Image: O Sensei, in a pose that reminds me that the goal is not rigor for its own sake
This year, the dojo is reflecting on aikido as budo, or a martial way, or path. It’s a big, vague question, but I think it’s important to start here because it’s so hard to wrap our minds around how budo fits into this 21st century life. What does following a warrior’s path even mean in a western, modern world that is increasingly littered with spirituality but that leaves so little room for rigorous practice? And in which there is so much conflict, but no honorable way to fight?
I wanted to start here because honestly, when I look at the way aikido gets more play on @Mcdojolife than any other single martial art except maybe Systema, and I notice that many aikido dojos I follow on Instagram kinda look like they are playing at being Jedi knights more than they are seriously following a path…
…it just feels like the most important question. What the heck are we doing here? If we don’t relentlessly follow this question in our training, it will become slack and drift along with the culture. And while that's fine for other martial arts, aikido has nothing culturally relevant, like being able to win a tournament, or beat someone up in an imagined bar fight, to offer. Instead, we have this relatively new, highly syncretic martial way of life developed by a singular visionary who left lots of direct disciples, but no blueprint. O Sensei devoted pretty much everything to the deep study of many Japanese martial arts; shinto religion and spiritual practices indigenous to Japan such as misogi; meditation; scholarship; and the continual refinement of aikido, which was an organic outcome of all this searching.

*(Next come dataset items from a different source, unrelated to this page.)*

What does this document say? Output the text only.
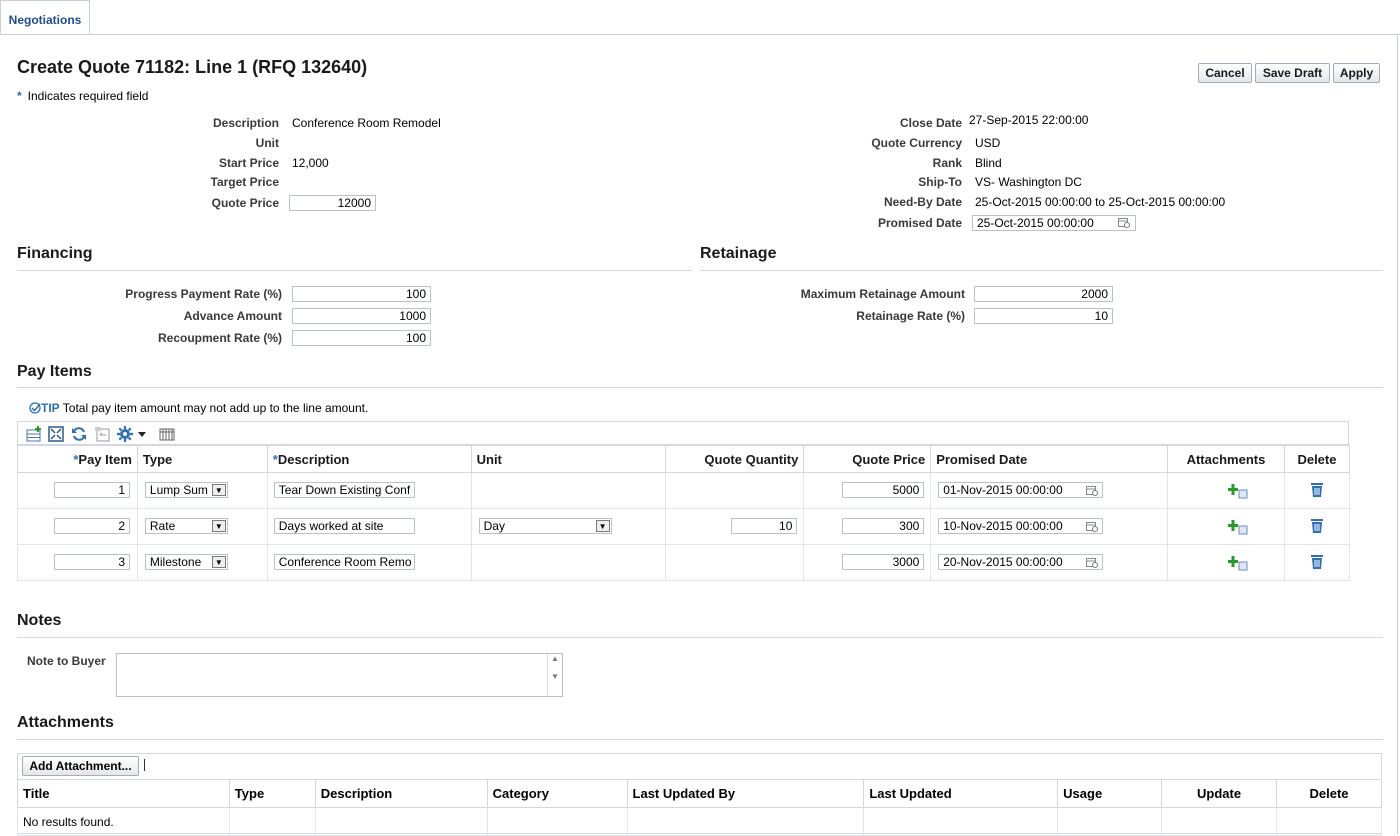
Negotiations
Create Quote 71182: Line 1 (RFQ 132640)	Cancel	Save Draft	Apply
* Indicates required field
Description Conference Room Remodel
Unit
Start Price 12,000
Target Price
Quote Price	12000
Close Date 27-Sep-2015 22:00:00
Quote Currency USD
Rank Blind
Ship-To VS- Washington DC
Need-By Date 25-Oct-2015 00:00:00 to 25-Oct-2015 00:00:00
Promised Date	25-Oct-2015 00:00:00
Financing
Progress Payment Rate (%)	100
Advance Amount	1000
Recoupment Rate (%)	100
Retainage
Maximum Retainage Amount	2000
Retainage Rate (%)	10
Pay Items
TIP Total pay item amount may not add up to the line amount.
*Pay Item	Type	*Description	Unit	Quote Quantity	Quote Price	Promised Date	Attachments	Delete

1	Lump Sum ▼	Tear Down Existing Conf			5000	01-Nov-2015 00:00:00

2	Rate ▼	Days worked at site	Day ▼	10	300	10-Nov-2015 00:00:00

3	Milestone ▼	Conference Room Remo			3000	20-Nov-2015 00:00:00

Notes
Note to Buyer	▲

▼
Attachments
Add Attachment...
Title	Type	Description	Category	Last Updated By	Last Updated	Usage	Update	Delete
No results found.								
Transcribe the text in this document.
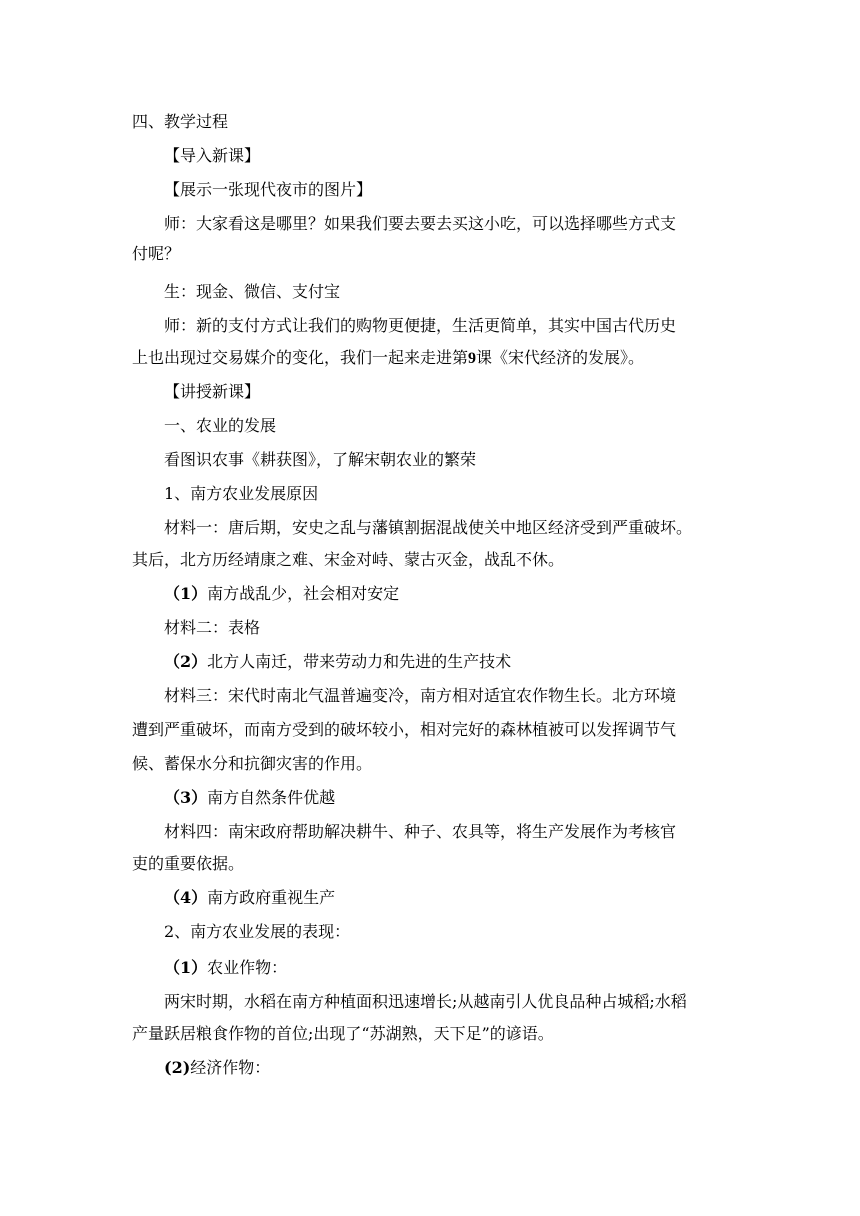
四、教学过程
【导入新课】
【展示一张现代夜市的图片】
师：大家看这是哪里？如果我们要去要去买这小吃，可以选择哪些方式支
付呢？
生：现金、微信、支付宝
师：新的支付方式让我们的购物更便捷，生活更简单，其实中国古代历史
上也出现过交易媒介的变化，我们一起来走进第9课《宋代经济的发展》。
【讲授新课】
一、农业的发展
看图识农事《耕获图》，了解宋朝农业的繁荣
1、南方农业发展原因
材料一：唐后期，安史之乱与藩镇割据混战使关中地区经济受到严重破坏。
其后，北方历经靖康之难、宋金对峙、蒙古灭金，战乱不休。
（1）南方战乱少，社会相对安定
材料二：表格
（2）北方人南迁，带来劳动力和先进的生产技术
材料三：宋代时南北气温普遍变冷，南方相对适宜农作物生长。北方环境
遭到严重破坏，而南方受到的破坏较小，相对完好的森林植被可以发挥调节气
候、蓄保水分和抗御灾害的作用。
（3）南方自然条件优越
材料四：南宋政府帮助解决耕牛、种子、农具等，将生产发展作为考核官
吏的重要依据。
（4）南方政府重视生产
2、南方农业发展的表现：
（1）农业作物：
两宋时期，水稻在南方种植面积迅速增长;从越南引人优良品种占城稻;水稻
产量跃居粮食作物的首位;出现了“苏湖熟，天下足”的谚语。
(2)经济作物：
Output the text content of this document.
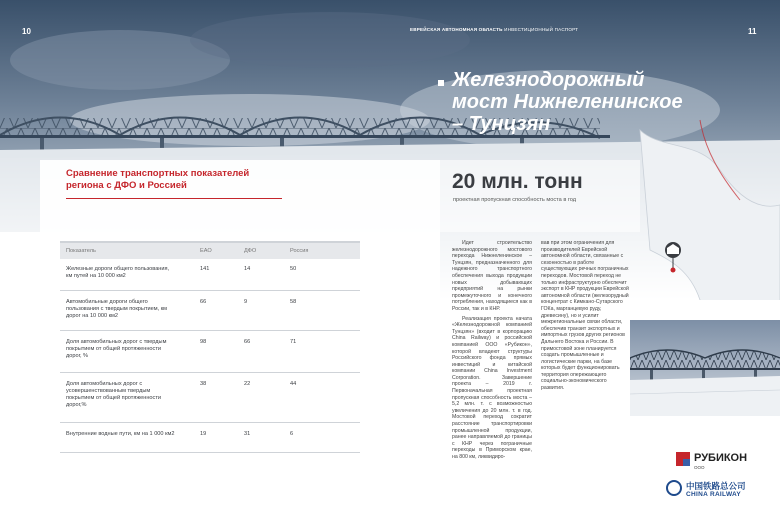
10	11
ЕВРЕЙСКАЯ АВТОНОМНАЯ ОБЛАСТЬ ИНВЕСТИЦИОННЫЙ ПАСПОРТ
Железнодорожный мост Нижнеленинское – Тунцзян
Сравнение транспортных показателей региона с ДФО и Россией	20 млн. тонн
проектная пропускная способность моста в год
Показатель	ЕАО	ДФО	Россия
Железные дороги общего пользования, км путей на 10 000 км2
141	14	50
Автомобильные дороги общего пользования с твердым покрытием, км дорог на 10 000 км2
66	9	58
Доля автомобильных дорог с твердым покрытием от общей протяженности дорог, %
98	66	71
Доля автомобильных дорог с усовершенствованным твердым покрытием от общей протяженности дорог,%
38	22	44
Внутренние водные пути, км на 1 000 км2	19	31	6

Идет строительство железнодорожного мостового перехода Нижнеленинское – Тунцзян, предназначенного для надежного транспортного обеспечения выхода продукции новых добывающих предприятий на рынки промежуточного и конечного потребления, находящиеся как в России, так и в КНР.

Реализация проекта начата «Железнодорожной компанией Тунцзян» (входит в корпорацию China Railway) и российской компанией ООО «Рубикон», которой владеют структуры Российского фонда прямых инвестиций и китайской компании China Investment Corporation. Завершение проекта – 2019 г. Первоначальная проектная пропускная способность моста – 5,2 млн. т. с возможностью увеличения до 20 млн. т. в год. Мостовой переход сократит расстояние транспортировки промышленной продукции, ранее направляемой до границы с КНР через пограничные переходы в Приморском крае, на 800 км, ликвидиро-

вав при этом ограничения для производителей Еврейской автономной области, связанные с сезонностью в работе существующих речных пограничных переходов. Мостовой переход не только инфраструктурно обеспечит экспорт в КНР продукции Еврейской автономной области (железорудный концентрат с Кимкано-Сутарского ГОКа, марганцевую руду, древесину), но и усилит межрегиональные связи области, обеспечив транзит экспортных и импортных грузов других регионов Дальнего Востока и России. В примостовой зоне планируется создать промышленные и логистические парки, на базе которых будет функционировать территория опережающего социально-экономического развития.

РУБИКОН
ООО
中国铁路总公司
CHINA RAILWAY
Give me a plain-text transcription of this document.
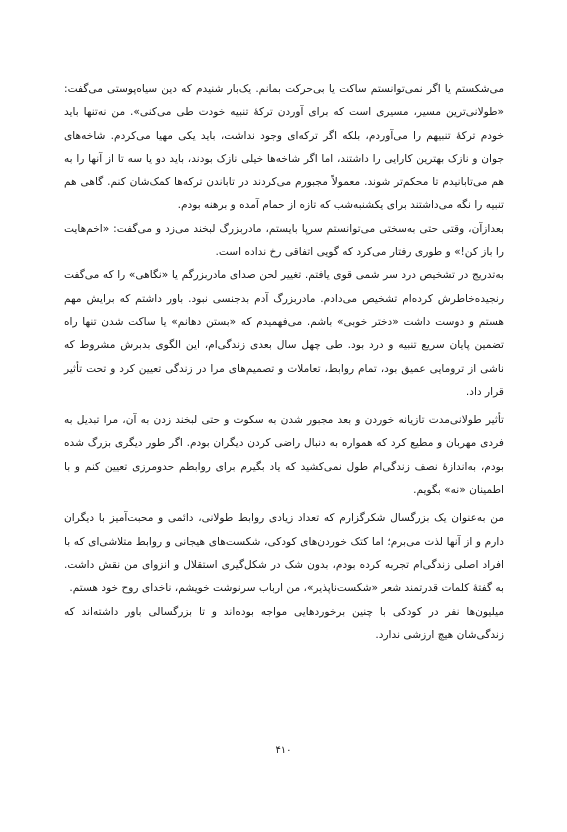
می‌شکستم یا اگر نمی‌توانستم ساکت یا بی‌حرکت بمانم. یک‌بار شنیدم که دین سیاه‌پوستی می‌گفت: «طولانی‌ترین مسیر، مسیری است که برای آوردن ترکهٔ تنبیه خودت طی می‌کنی». من نه‌تنها باید خودم ترکهٔ تنبیهم را می‌آوردم، بلکه اگر ترکه‌ای وجود نداشت، باید یکی مهیا می‌کردم. شاخه‌های جوان و نازک بهترین کارایی را داشتند، اما اگر شاخه‌ها خیلی نازک بودند، باید دو یا سه تا از آنها را به هم می‌تابانیدم تا محکم‌تر شوند. معمولاً مجبورم می‌کردند در تاباندن ترکه‌ها کمک‌شان کنم. گاهی هم تنبیه را نگه می‌داشتند برای یکشنبه‌شب که تازه از حمام آمده و برهنه بودم.

بعدازآن، وقتی حتی به‌سختی می‌توانستم سرپا بایستم، مادربزرگ لبخند می‌زد و می‌گفت: «اخم‌هایت را باز کن!» و طوری رفتار می‌کرد که گویی اتفاقی رخ نداده است.

به‌تدریج در تشخیص درد سر شمی قوی یافتم. تغییر لحن صدای مادربزرگم یا «نگاهی» را که می‌گفت رنجیده‌خاطرش کرده‌ام تشخیص می‌دادم. مادربزرگ آدم بدجنسی نبود. باور داشتم که برایش مهم هستم و دوست داشت «دختر خوبی» باشم. می‌فهمیدم که «بستن دهانم» یا ساکت شدن تنها راه تضمین پایان سریع تنبیه و درد بود. طی چهل سال بعدی زندگی‌ام، این الگوی بدبرش مشروط که ناشی از ترومایی عمیق بود، تمام روابط، تعاملات و تصمیم‌های مرا در زندگی تعیین کرد و تحت تأثیر قرار داد.

تأثیر طولانی‌مدت تازیانه خوردن و بعد مجبور شدن به سکوت و حتی لبخند زدن به آن، مرا تبدیل به فردی مهربان و مطیع کرد که همواره به دنبال راضی کردن دیگران بودم. اگر طور دیگری بزرگ شده بودم، به‌اندازهٔ نصف زندگی‌ام طول نمی‌کشید که یاد بگیرم برای روابطم حدومرزی تعیین کنم و با اطمینان «نه» بگویم.

من به‌عنوان یک بزرگسال شکرگزارم که تعداد زیادی روابط طولانی، دائمی و محبت‌آمیز با دیگران دارم و از آنها لذت می‌برم؛ اما کتک خوردن‌های کودکی، شکست‌های هیجانی و روابط متلاشی‌ای که با افراد اصلی زندگی‌ام تجربه کرده بودم، بدون شک در شکل‌گیری استقلال و انزوای من نقش داشت. به گفتهٔ کلمات قدرتمند شعر «شکست‌ناپذیر»، من ارباب سرنوشت خویشم، ناخدای روح خود هستم.

میلیون‌ها نفر در کودکی با چنین برخوردهایی مواجه بوده‌اند و تا بزرگسالی باور داشته‌اند که زندگی‌شان هیچ ارزشی ندارد.

۴۱۰
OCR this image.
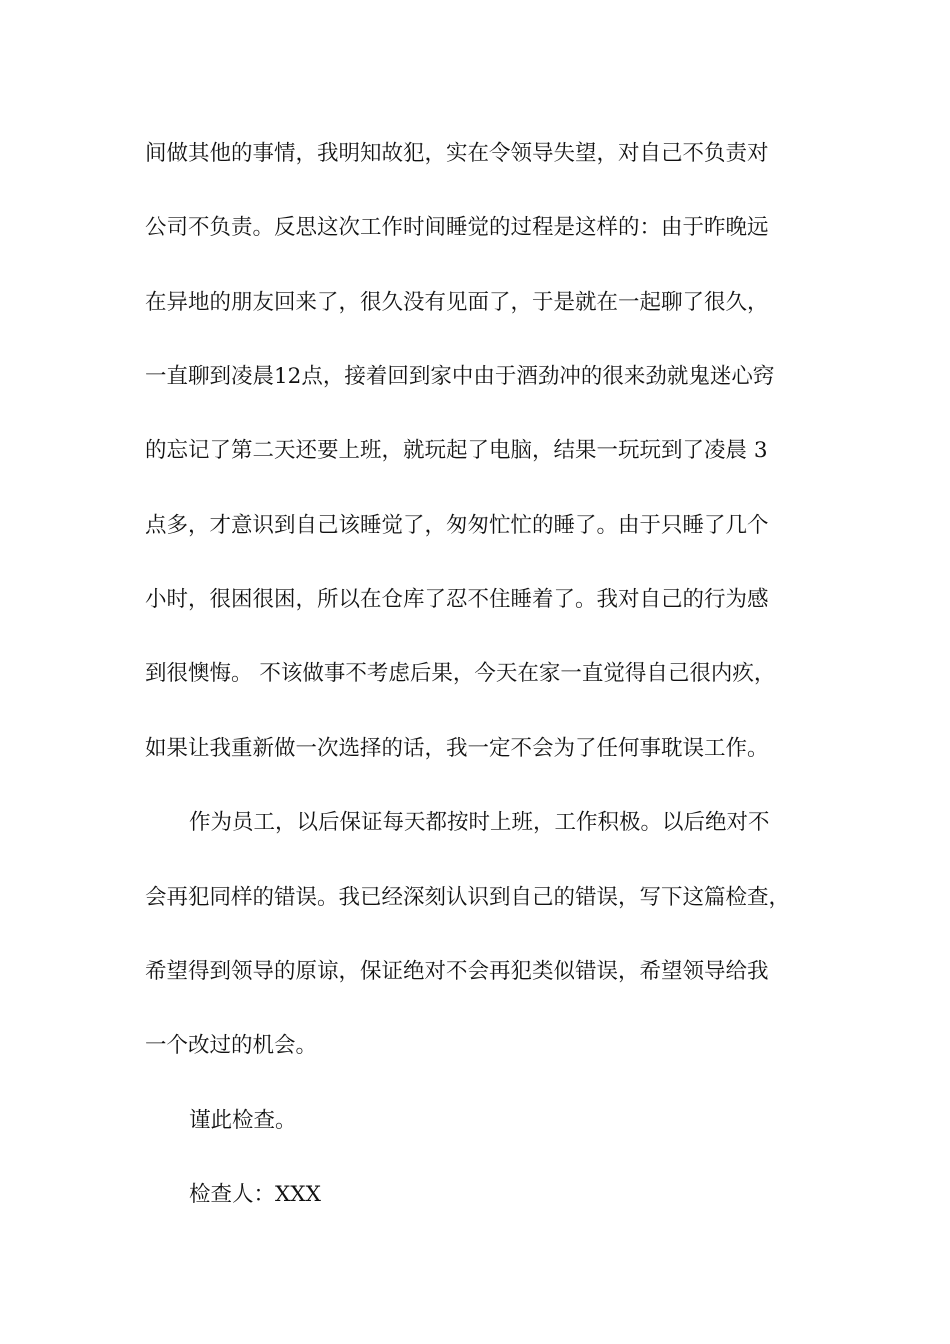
间做其他的事情，我明知故犯，实在令领导失望，对自己不负责对
公司不负责。反思这次工作时间睡觉的过程是这样的：由于昨晚远
在异地的朋友回来了，很久没有见面了，于是就在一起聊了很久，
一直聊到凌晨12点，接着回到家中由于酒劲冲的很来劲就鬼迷心窍
的忘记了第二天还要上班，就玩起了电脑，结果一玩玩到了凌晨 3
点多，才意识到自己该睡觉了，匆匆忙忙的睡了。由于只睡了几个
小时，很困很困，所以在仓库了忍不住睡着了。我对自己的行为感
到很懊悔。 不该做事不考虑后果，今天在家一直觉得自己很内疚，
如果让我重新做一次选择的话，我一定不会为了任何事耽误工作。
作为员工，以后保证每天都按时上班，工作积极。以后绝对不
会再犯同样的错误。我已经深刻认识到自己的错误，写下这篇检查，
希望得到领导的原谅，保证绝对不会再犯类似错误，希望领导给我
一个改过的机会。
谨此检查。
检查人：XXX
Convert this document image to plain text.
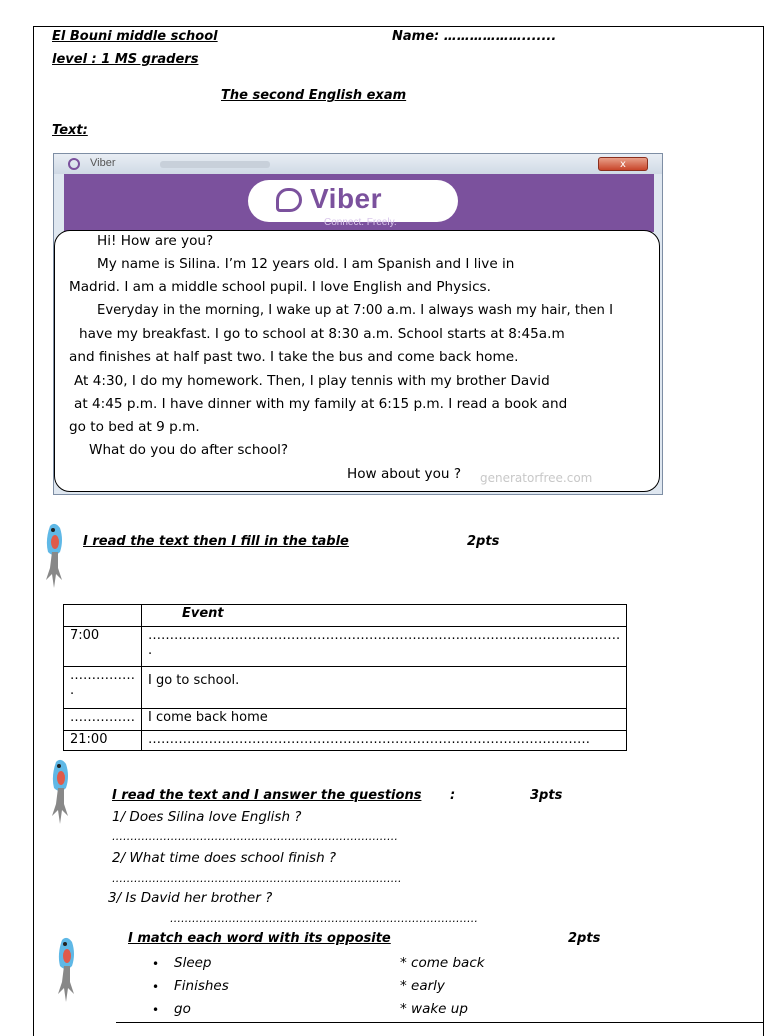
El Bouni middle school	Name: ……………….......
level : 1 MS graders
The second English exam
Text:
Viber	x
Viber
Connect. Freely.
Hi! How are you?
My name is Silina. I’m 12 years old. I am Spanish and I live in
Madrid. I am a middle school pupil. I love English and Physics.
Everyday in the morning, I wake up at 7:00 a.m. I always wash my hair, then I
have my breakfast. I go to school at 8:30 a.m. School starts at 8:45a.m
and finishes at half past two. I take the bus and come back home.
At 4:30, I do my homework. Then, I play tennis with my brother David
at 4:45 p.m. I have dinner with my family at 6:15 p.m. I read a book and
go to bed at 9 p.m.
What do you do after school?
generatorfree.com
How about you ?
I read the text then I fill in the table	2pts
	Event
7:00	……………………………………………………………………………………………….
.

……………
.	I go to school.
……………	I come back home
21:00	…………………………………………………………………………………………
I read the text and I answer the questions :	3pts
1/ Does Silina love English ?
……………………………………………………………………
2/ What time does school finish ?
…………………………………………………………………….
3/ Is David her brother ?
…………………………………………………………………………
I match each word with its opposite	2pts
• Sleep	* come back
• Finishes	* early
• go	* wake up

This is where I would start to define budo. O Sensei devoted his life to the study of martial arts, not for the sake of fighting, but to know and transmit the spiritual nature of conflict, and the spiritual value of training. He said that the purpose of training is to tighten the slack; toughen the body; and polish the spirit. We heighten our awareness by putting ourselves in an environment that has no slack, and in which we are exerting effort. We engage the “observing self,” and learn about our core strategies; our inner critic; the ways we let ourselves off the hook, or put ourselves on the wrong hook. By staying in this space, we polish our spirits. And do you know how we do this? I thought for years that my spirit needed a lot of punishment, and that this was the polish! But it turns out that the spirit gets polished as you learn how to stay in this space without collapsing, keeping it high stakes and difficult, while increasingly finding ease, joy, and awe in it. Everybody's experience is different. Most people will need to remember to keep finding difficulty after they think they know what they are doing. But if you're like me, the polish comes out of resisting the urge to simply endure it as a punishment. Instead, the pressure and the effort transforms you. Releases you.
Now, what I just described is not the way we live! And it’s not even the way we are doing practice most of the time, and I attribute that to my teaching style. I have been pushed by my teachers way harder than I am pushing my students, because I am a big believer in modeling and developing intrinsic motivation. I can’t make you do budo. I can hold a serious space. I can model budo by making a commitment to showing up even if nobody else does, continuously deepening my own training, and by working closely with my teacher. I can give students inspiring information and create a schedule that is as immersive as possible and a curriculum that is challenging. And I can ask each individual to deepen their practice in specific ways. But beyond that, whether or not you are a budoka is up to you.
It starts with how you walk into the dojo. The next time you are walking up the stairs, just ask yourself how you're going to train today. Are you going to let the day’s clutter rule your mind, or are you going to stop, take a breath, and walk in the door with the intention of doing budo for the next hour?